His gaze dropped briefly.
Still not used to receiving it.
Still suspicious of praise even when it had come from an entire theatre on its feet.
You moved closer.
“They loved it, Tom.”
He swallowed.
“I know.”
“Do you?”
He looked at you then.
And there it was again. The openness from the theatre. The thing he let you see because he did not have enough armour left to hide it.
“I’m trying to.”
Your chest squeezed.
You touched his jaw, forgetting the party for one second.
“You were wonderful.”
He leaned into your hand by the smallest amount.
“You already said that.”
“I’ll say it again.”
His mouth touched your palm.
A tiny kiss.
Soft enough that no camera would understand what it meant.
You did.
“Careful,” you whispered.
His eyes lifted.
“With what?”
“Me.”
His expression changed.
Heat first.
Then tenderness.
Then something almost wicked.
“I am trying.”
You laughed under your breath.
“Badly.”
“Yes.”
You stayed like that too long.
Long enough that Sarah materialised again, apparently summoned by the threat of scandal.
“Tom.”
He did not look away from you.
“Yes?”
“There is a photographer getting very emotionally invested in the two of you.”
You dropped your hand from his face instantly.
Tom looked over.
A man with a camera immediately pretended to photograph someone else.
Tom looked back at you.
His mouth twitched.
“Very subtle.”
“You’re both impossible,” Sarah said. “Come and speak to Ira for five minutes, then you can do whatever this is somewhere less public.”
“This is affection,” Tom said.
Sarah stared at him.
“This is a headline waiting for better lighting.”
You snorted.
Tom sighed but obeyed, because Sarah had the power of a woman who could organise chaos with a phone and one eyebrow.
The final twenty minutes became forty.
Of course they did.
There was Ira, emotional again after another round of congratulations.
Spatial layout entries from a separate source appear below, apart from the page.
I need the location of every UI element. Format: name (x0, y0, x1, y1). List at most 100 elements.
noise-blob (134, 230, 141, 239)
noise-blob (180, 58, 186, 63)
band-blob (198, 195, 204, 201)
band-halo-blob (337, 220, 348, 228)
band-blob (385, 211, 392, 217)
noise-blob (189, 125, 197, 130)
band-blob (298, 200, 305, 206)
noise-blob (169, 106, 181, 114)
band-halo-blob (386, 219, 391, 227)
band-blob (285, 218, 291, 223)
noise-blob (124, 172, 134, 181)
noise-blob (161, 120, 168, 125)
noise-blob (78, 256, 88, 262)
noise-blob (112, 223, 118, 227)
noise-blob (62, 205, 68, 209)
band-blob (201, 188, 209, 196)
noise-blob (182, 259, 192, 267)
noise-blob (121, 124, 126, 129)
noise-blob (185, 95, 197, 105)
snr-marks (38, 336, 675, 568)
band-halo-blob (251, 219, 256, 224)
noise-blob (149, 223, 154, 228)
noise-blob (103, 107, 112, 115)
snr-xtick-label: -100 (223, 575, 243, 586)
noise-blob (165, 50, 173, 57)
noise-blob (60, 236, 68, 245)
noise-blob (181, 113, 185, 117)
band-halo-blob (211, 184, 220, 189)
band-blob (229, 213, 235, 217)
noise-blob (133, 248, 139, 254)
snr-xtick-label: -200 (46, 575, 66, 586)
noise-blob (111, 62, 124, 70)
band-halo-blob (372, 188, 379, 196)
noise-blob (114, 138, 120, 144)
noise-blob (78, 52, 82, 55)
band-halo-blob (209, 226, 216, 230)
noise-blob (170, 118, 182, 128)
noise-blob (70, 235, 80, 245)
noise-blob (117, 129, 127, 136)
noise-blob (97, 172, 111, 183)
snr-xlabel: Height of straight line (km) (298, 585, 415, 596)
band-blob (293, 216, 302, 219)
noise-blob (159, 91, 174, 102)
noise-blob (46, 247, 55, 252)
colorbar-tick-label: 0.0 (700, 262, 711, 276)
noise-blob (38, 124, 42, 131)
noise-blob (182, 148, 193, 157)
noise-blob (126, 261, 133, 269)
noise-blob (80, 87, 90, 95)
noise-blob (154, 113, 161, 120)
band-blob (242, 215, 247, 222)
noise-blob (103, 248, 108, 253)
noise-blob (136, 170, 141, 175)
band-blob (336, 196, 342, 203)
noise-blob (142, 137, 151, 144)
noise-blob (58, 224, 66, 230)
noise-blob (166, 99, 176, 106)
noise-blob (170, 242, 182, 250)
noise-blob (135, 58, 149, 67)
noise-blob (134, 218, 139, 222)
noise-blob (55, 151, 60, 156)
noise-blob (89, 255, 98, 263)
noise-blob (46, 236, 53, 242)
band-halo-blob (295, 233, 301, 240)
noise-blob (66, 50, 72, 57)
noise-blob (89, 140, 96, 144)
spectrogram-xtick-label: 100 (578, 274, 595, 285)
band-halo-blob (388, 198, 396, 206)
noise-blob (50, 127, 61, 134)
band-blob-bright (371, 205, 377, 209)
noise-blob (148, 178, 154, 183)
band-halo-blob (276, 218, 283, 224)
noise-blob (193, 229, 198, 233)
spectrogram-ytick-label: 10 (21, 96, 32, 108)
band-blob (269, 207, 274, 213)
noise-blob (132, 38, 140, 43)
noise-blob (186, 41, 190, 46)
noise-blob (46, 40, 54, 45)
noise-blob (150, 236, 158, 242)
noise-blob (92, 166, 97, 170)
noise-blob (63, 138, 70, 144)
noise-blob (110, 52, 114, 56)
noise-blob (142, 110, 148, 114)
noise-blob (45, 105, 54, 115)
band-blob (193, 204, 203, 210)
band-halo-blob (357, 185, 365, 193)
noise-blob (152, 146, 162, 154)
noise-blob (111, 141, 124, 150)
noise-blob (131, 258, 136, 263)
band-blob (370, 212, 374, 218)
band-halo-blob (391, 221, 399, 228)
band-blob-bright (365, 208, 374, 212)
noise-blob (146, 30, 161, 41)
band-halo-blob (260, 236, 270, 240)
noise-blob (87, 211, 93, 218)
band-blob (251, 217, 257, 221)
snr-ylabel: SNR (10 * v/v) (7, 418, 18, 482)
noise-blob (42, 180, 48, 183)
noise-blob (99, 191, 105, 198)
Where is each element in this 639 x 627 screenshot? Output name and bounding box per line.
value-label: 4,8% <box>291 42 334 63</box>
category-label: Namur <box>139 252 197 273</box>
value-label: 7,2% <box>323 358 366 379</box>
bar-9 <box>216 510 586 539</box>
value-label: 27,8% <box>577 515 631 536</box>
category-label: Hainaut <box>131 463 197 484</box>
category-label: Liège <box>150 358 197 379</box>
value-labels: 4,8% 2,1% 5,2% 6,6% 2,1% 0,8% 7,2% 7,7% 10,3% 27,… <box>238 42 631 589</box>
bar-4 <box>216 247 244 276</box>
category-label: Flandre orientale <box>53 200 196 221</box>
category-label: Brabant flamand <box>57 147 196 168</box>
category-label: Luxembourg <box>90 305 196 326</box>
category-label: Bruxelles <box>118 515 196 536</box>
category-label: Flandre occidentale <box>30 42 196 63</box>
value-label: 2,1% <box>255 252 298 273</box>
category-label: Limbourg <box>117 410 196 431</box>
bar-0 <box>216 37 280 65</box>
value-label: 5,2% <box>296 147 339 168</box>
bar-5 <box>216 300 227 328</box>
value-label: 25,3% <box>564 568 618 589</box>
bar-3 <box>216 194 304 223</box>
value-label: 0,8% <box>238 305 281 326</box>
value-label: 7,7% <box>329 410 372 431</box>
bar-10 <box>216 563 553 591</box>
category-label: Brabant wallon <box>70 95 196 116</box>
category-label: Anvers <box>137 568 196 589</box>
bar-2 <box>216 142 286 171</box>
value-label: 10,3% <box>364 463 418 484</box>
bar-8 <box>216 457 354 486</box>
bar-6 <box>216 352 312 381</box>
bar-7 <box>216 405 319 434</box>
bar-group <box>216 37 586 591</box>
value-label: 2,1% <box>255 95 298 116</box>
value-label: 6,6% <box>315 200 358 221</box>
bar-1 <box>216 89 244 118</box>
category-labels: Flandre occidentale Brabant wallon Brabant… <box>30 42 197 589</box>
There were producers. A journalist who was not technically interviewing but was absolutely interviewing. Someone from a distributor who kissed you on both cheeks and told Tom the film was “devastating in the finest way,” which sounded like a compliment and possibly a threat. There was a famous actress who told you your dress was beautiful and then moved on before you could say anything more intelligent than “Oh, thank you.”
Tom held your hand under a small cocktail table through most of it.
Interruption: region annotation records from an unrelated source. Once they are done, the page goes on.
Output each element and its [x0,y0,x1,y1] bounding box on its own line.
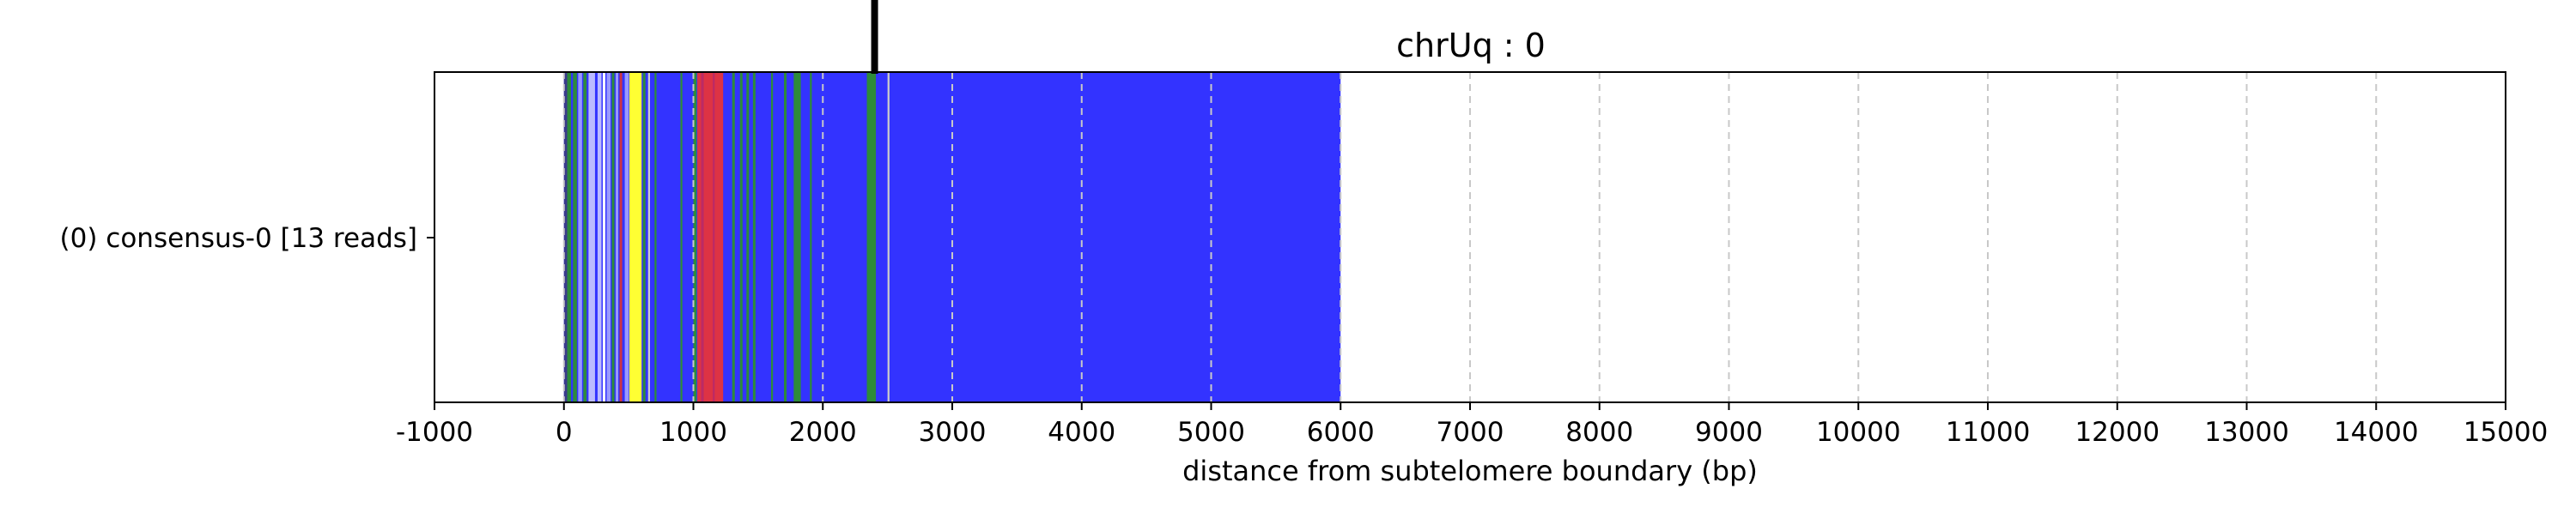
segment [693,72,697,402]
segment [732,72,735,402]
segment [701,72,704,402]
segment [573,72,577,402]
x-tick-label: 7000 [1437,417,1504,448]
x-axis: -1000 0 1000 2000 3000 4000 5000 6000 7000 8000 90… [396,402,2548,448]
segments-layer [563,72,1341,402]
chart-title: chrUq : 0 [1396,27,1546,64]
segment [619,72,623,402]
segment [793,72,801,402]
x-tick-label: 3000 [919,417,987,448]
x-tick-label: 5000 [1177,417,1245,448]
segment [567,72,572,402]
x-tick-label: 11000 [1946,417,2031,448]
segment [597,72,602,402]
segment [602,72,605,402]
segment [866,72,877,402]
segment [616,72,619,402]
x-tick-label: 9000 [1695,417,1763,448]
segment [588,72,595,402]
segment [606,72,611,402]
segment [563,72,568,402]
segment [629,72,642,402]
x-tick-label: 2000 [789,417,857,448]
x-tick-label: 10000 [1816,417,1901,448]
segment [739,72,743,402]
x-tick-label: 13000 [2204,417,2289,448]
segment [746,72,750,402]
segment [583,72,587,402]
x-tick-label: -1000 [396,417,473,448]
segment [887,72,890,402]
segment [611,72,615,402]
x-axis-label: distance from subtelomere boundary (bp) [1182,455,1758,487]
segment [624,72,629,402]
x-tick-label: 6000 [1307,417,1375,448]
y-axis: (0) consensus-0 [13 reads] [60,223,434,254]
segment [642,72,646,402]
segment [810,72,812,402]
x-tick-label: 4000 [1048,417,1115,448]
segment [647,72,650,402]
x-tick-label: 15000 [2464,417,2549,448]
x-tick-label: 12000 [2075,417,2160,448]
segment [770,72,774,402]
segment [680,72,683,402]
x-tick-label: 14000 [2334,417,2419,448]
segment [784,72,787,402]
segment [752,72,756,402]
x-tick-label: 0 [556,417,573,448]
segment [713,72,715,402]
segment [578,72,582,402]
segment [654,72,657,402]
x-tick-label: 1000 [659,417,727,448]
x-tick-label: 8000 [1565,417,1633,448]
track-label: (0) consensus-0 [13 reads] [60,223,417,254]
He fidgeted with your fingers instead of his own.
Tapped your knuckle once.
Traced your ring finger absentmindedly.
Pressed your palm when conversation dragged too long.
You began to understand that the public version of his life was made of tiny negotiations with discomfort. He knew how to stand, how to smile, how to answer, how to give enough without giving too much. But underneath it all, his body was always looking for something real to hold.
Tonight, apparently, that was you.
By the time Sarah finally reappeared and said, “You may leave now before one of you combusts,” you were beyond ready.
Tom looked at you.
“Right,” he said quietly. “Let’s head back to the room then?”
You turned to him far too quickly.
“Yes.”
Too eager.
Instantly too eager.
Tom blinked.
Sarah stopped looking at her phone.
You felt your face heat.
“I mean—yes. That’s a good idea. Long night. Very tired. Shoes hurt. Room is…”
Tom stared at you.
His mouth began to move.
You pointed at him.
“Don’t.”
“I didn’t say anything.”
“You were about to.”
“I was only going to say you seem enthusiastic about rest.”
Sarah made a tiny noise that might have been a laugh and might have been her soul leaving her body.
You glared at him.
“I am enthusiastic about taking these heels off.”
Tom looked down at your shoes.
Then back up at you.
Very slowly.
“Of course.”
“And sleeping.”
“Naturally.”
“In bed.”
“Where sleeping traditionally happens.”
Sarah closed her eyes.
“I cannot stress enough how much I wish I were not standing here.”